Based in the San Mateo office, Randy's group focuses on applied implementations for intelligent tutoring, automated evaluation and after action review, distributed learning, natural language processing, simulation interoperability, behavior modeling, and human factors. Randy has led efforts to develop these technologies for a variety of military training domains spanning Marine Corps combined arms, modern asymmetric warfare and tactics, and the Army's Future Combat Systems concept. Recent projects have also defined applications for the convergence of game engines and virtual training environments. Non-military projects have included medical coaching systems and an expert advisor tool for architects and builders.

Randy previously worked at Xerox PARC where he constructed a natural language generator capability in an educational tool for teaching first order logic. Randy received a BS degree with honors in Symbolic Systems from Stanford University.


Jim Ong
Group Manager

Jim's group develops intelligent systems for education and training, automated scheduling, automated system diagnosis, and computer-mediated team collaboration and knowledge sharing. Jim currently leads the development of the DataMontage™ data visualization system for reviewing patient histories and other multivariate, time-oriented data. He also leads the development of the Task Tutor Toolki™ that enables rapid development of intelligent tutoring scenarios for technical training. The Task Tutor Toolkit was included in Spinoff 2003, NASA’s catalog of successful spinoff technologies. Previously, Jim led the development of the Acoustic Analysis Intelligent Tutoring System (AAITS) for sonar technicians which was designated by the U.S. Navy as a Small Business Innovation Research success story.

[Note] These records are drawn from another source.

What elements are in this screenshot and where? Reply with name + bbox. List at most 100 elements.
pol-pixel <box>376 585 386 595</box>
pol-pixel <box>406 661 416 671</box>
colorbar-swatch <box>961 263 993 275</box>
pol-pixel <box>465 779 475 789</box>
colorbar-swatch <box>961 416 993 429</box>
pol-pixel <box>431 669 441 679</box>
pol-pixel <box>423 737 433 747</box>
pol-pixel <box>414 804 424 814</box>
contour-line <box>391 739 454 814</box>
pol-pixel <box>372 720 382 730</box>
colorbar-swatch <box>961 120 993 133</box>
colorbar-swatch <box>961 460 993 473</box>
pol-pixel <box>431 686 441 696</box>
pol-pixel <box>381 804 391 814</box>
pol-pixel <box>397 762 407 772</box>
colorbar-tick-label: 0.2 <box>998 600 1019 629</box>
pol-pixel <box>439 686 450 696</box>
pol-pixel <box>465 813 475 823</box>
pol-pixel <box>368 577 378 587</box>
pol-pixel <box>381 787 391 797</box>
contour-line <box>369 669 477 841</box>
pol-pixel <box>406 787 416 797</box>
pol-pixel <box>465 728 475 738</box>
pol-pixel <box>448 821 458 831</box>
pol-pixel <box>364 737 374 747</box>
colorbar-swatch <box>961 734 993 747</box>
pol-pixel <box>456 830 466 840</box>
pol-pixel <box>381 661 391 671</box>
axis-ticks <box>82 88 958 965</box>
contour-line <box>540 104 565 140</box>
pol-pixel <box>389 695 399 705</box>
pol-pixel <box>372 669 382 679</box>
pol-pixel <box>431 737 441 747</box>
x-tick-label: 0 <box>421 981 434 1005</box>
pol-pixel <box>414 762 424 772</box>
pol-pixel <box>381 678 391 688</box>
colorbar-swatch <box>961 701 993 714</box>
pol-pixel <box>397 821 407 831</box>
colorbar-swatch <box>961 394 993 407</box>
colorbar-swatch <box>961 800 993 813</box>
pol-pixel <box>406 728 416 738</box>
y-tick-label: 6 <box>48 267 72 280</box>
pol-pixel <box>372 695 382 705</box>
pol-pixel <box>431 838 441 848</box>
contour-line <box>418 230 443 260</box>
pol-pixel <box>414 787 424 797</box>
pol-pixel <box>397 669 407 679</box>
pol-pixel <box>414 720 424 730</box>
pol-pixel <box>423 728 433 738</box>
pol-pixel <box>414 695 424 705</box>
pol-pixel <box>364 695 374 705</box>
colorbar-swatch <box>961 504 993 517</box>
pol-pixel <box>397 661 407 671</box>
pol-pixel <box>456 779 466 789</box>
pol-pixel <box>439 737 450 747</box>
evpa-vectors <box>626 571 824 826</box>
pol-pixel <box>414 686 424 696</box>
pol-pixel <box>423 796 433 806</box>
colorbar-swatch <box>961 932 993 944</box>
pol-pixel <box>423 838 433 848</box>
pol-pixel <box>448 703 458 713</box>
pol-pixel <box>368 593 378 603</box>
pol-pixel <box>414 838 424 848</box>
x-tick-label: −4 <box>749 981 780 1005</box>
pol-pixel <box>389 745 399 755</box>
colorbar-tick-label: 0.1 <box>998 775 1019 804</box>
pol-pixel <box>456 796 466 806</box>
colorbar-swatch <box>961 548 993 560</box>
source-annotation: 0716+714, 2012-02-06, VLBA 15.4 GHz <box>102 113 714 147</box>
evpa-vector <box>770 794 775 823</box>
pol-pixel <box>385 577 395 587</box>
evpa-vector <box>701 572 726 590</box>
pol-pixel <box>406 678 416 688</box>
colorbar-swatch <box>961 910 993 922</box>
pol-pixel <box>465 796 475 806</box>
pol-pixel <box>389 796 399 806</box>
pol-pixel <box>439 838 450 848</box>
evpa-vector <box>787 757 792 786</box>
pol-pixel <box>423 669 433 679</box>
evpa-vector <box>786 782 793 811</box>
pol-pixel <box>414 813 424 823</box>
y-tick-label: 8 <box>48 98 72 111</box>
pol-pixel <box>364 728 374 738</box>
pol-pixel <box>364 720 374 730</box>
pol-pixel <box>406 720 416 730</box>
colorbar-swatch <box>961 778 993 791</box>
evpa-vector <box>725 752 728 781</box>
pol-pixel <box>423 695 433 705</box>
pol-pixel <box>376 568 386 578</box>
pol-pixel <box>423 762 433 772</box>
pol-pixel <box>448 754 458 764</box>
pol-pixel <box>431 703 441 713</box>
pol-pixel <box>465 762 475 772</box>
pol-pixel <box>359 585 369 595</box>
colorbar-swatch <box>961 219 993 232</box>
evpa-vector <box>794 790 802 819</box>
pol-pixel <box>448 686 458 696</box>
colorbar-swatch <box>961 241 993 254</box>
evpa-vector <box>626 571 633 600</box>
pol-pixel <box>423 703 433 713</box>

Before joining Stottler Henke in 1999, Jim was the director of product marketing at Belmont Research/PPD Informatics where he led the commercialization of government-funded research to launch the CrossGraphs® data visualization system and the TableTrans® data transformation system. TableTrans was designated by the U.S. Department of Commerce as a NIST Advanced Technology Program success story. As a software project manager, he led the development of the Clintrace® system for drug adverse event tracking and reporting by pharmaceutical companies. He has also served in applied research, software consulting, and systems engineering roles at Bolt, Beranek and Newman and at AT&T Bell Laboratories.

Jim received an MBA in marketing from Boston University, an MS in computer science (artificial intelligence) from Yale University, an MS in electrical engineering and computer science from the University of California at Berkeley, and a BS in electrical engineering from the Massachusetts Institute of Technology.